Conclusion Targeted NGS shows that potentially causal mutations in cardiomyopathy-related genes are common in families with both PPCM and DCM. This supports the earlier finding that PPCM can be part of familial DCM. Our cohort is particularly characterized by a high proportion of TTN mutations and a low recovery rate in PPCM cases.
Introduction
Peripartum cardiomyopathy (PPCM) is an idiopathic cardiomyopathy presenting with heart failure secondary to left ventricular systolic dysfunction towards the end of pregnancy or in the first months following delivery, where no other cause of heart failure is found. The left ventricle may not be dilated but the ejection fraction is nearly always reduced <45%. According to this recent definition, the time frame is not strictly defined, in contrast to previous definitions. The severity of PPCM is highly variable, ranging from complete recovery to rapid progression to end-stage heart failure. Peripartum cardiomyopathy affects 1:300 to ~1:3000 pregnancies, with geographic hot spots of high incidence such as in Haiti and Nigeria.
The precise mechanisms that lead to PPCM are not fully known. Several risk factors and possible underlying pathological processes have received attention, such as abnormal autoimmune responses, apoptosis, and impaired cardiovascular microvasculature. Recent work into the pathogenesis of PPCM has shown involvement of a cascade with oxidative stress, the prolactin-cleaving protease cathepsin D, and the nursing hormone prolactin, which may lead to a target for a disease-specific therapy, namely pharmacological blockade of prolactin by bromocriptine. In addition, involvement of cardiac angiogenic imbalance may explain why PPCM is a disease seen in late pregnancy and why pre-eclampsia and multiple gestation are important risk factors. Peripartum cardiomyopathy is probably caused by a complex interaction of more than one pathogenic mechanism. The large variation in incidence and clinical characteristics may reflect the involvement of specific mechanisms, or combinations thereof, in certain subgroups of PPCM.

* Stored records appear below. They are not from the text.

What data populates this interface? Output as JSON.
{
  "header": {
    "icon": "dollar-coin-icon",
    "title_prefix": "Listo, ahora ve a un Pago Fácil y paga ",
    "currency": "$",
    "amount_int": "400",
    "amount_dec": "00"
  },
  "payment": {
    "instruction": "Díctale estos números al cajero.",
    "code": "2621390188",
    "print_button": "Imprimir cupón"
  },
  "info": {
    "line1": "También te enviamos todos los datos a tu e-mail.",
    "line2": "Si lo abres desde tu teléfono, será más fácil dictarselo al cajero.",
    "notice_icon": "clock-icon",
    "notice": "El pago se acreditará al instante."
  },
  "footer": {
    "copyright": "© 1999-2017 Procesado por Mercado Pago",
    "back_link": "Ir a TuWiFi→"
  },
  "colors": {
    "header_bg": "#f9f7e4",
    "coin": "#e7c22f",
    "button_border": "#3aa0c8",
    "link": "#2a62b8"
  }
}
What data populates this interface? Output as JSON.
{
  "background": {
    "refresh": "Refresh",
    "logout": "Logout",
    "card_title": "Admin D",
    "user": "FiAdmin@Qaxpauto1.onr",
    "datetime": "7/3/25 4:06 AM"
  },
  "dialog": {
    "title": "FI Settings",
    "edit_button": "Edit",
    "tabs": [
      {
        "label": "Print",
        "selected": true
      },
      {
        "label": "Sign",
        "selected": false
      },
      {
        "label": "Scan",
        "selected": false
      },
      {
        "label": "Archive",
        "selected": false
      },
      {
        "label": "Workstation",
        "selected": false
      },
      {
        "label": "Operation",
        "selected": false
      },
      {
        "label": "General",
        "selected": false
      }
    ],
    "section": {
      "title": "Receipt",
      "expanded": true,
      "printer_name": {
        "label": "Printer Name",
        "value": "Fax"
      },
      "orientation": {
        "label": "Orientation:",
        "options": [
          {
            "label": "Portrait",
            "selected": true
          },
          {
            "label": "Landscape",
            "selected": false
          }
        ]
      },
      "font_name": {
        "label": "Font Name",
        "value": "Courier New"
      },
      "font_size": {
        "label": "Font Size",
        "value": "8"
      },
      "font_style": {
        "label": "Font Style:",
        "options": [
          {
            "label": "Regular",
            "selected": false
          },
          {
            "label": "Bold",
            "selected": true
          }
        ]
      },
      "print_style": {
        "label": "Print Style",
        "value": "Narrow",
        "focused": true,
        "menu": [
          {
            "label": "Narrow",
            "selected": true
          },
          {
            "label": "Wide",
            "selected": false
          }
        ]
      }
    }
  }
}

We and others recently reported that PPCM can be an initial manifestation of familial dilated cardiomyopathy (DCM), indicating that, at least in a subset of cases, genetic predisposition plays a role in the pathophysiology of pregnancy-associated heart failure. Accordingly, Haghikia et al. reported a positive family history for cardiomyopathy in 16.5% (19 of 115) of PPCM cases from a German PPCM cohort. So far, eight cases with underlying mutations in DCM-related genes have been published and several other cases with familial occurrences of PPCM and DCM, as well as familial clustering of PPCM, have been reported. Here, we describe our extensive genetic analysis using next-generation sequencing (NGS) technology to identify potentially causal mutations in families with both PPCM and DCM from various parts of the world.